Andreas Iten est un ancien conseiller d'Etat et conseiller aux Etats zougois. Sa retraite politique n'a pas laissé son esprit inactif. Toujours engagé à divers titres, il observe avec acuité la vie démocratique. Alarmé par le phénomène Blocher, il avait, dans son précédent écrit, démonté le mécanisme du discours blochérien: flatterie du peuple sain contre une classe politique méprisable, citations manipulées, etc. Avec son nouveau coup de plume, il prolonge sa démonstration, mais dans un sens résolument positif. Il n'y a pas que les discours populistes qui minent la démocratie, relève-t-il. Les scandales, la petite corruption au quotidien, le cynisme, l'attitude désabusée, la défense étroite des intérêts particuliers, autant d'images qui renforcent le préjugé populaire contre un monde vu comme faisandé.
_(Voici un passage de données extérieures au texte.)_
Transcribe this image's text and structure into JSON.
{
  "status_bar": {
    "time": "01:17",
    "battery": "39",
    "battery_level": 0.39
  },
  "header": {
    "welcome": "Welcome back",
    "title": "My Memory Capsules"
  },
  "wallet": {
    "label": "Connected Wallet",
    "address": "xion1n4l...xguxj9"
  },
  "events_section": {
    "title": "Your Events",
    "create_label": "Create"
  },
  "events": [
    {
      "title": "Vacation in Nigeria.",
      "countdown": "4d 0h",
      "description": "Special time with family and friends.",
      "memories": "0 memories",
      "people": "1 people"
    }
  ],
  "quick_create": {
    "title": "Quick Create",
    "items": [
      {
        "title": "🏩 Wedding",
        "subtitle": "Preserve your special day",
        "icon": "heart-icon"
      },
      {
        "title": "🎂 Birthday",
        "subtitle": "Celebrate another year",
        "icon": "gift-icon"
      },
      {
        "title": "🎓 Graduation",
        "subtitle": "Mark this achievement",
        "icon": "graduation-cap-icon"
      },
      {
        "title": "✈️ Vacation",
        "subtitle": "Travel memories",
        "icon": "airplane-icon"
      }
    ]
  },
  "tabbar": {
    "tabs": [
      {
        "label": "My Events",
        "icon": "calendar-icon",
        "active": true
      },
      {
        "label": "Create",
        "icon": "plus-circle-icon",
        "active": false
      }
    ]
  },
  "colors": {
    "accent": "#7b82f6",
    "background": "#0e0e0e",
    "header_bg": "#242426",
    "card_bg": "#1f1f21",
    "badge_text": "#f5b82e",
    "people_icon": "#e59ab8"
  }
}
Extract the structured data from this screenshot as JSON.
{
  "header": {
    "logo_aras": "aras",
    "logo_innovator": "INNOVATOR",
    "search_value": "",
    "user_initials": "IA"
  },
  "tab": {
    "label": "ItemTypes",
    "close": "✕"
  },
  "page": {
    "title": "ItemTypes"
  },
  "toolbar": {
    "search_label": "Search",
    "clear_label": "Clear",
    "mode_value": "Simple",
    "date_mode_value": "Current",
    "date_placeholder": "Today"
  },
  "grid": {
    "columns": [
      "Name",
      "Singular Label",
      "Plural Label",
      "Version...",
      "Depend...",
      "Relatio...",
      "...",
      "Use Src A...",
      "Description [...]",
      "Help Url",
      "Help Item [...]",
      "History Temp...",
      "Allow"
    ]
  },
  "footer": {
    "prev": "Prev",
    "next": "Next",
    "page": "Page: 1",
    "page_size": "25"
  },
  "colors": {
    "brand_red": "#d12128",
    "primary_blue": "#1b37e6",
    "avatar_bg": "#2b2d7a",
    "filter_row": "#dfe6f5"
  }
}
Or, avec la politique, il peut et il doit s'agir de tout autre chose. En démocratie, c'est l'intérêt mais aussi l'art d'expliciter les vraies questions. C'est le plaisir de débattre et de rechercher des solutions. C'est la satisfaction dans l'exercice de charges publiques. Il faut y apporter ses capacités intellectuelles, mais aussi son cœur, sa sensibilité. A cet égard, dans son style particulier, l'exemple d'un Adolf Ogi est à saluer. L'auteur garde aussi un souvenir reconnaissant de Jean-Pascal Delamuraz. Certes, le goût, donc le style politique, change. Mais il y a des valeurs constantes du débat démocratique, valeurs à intérioriser; celles qu'un Jörg Haider, précisément, ne cesse de dénigrer. C'est donc par la tenue morale, la volonté éthique mais aussi le plaisir esthétique que dégagent les politiciens que se nouent les liens entre la politique et l'opinion. C'est par l'intensité de cette qualité humaine dans le champ politique que se dissipera l'impression que tout se joue dans une économie mondiale inatteignable.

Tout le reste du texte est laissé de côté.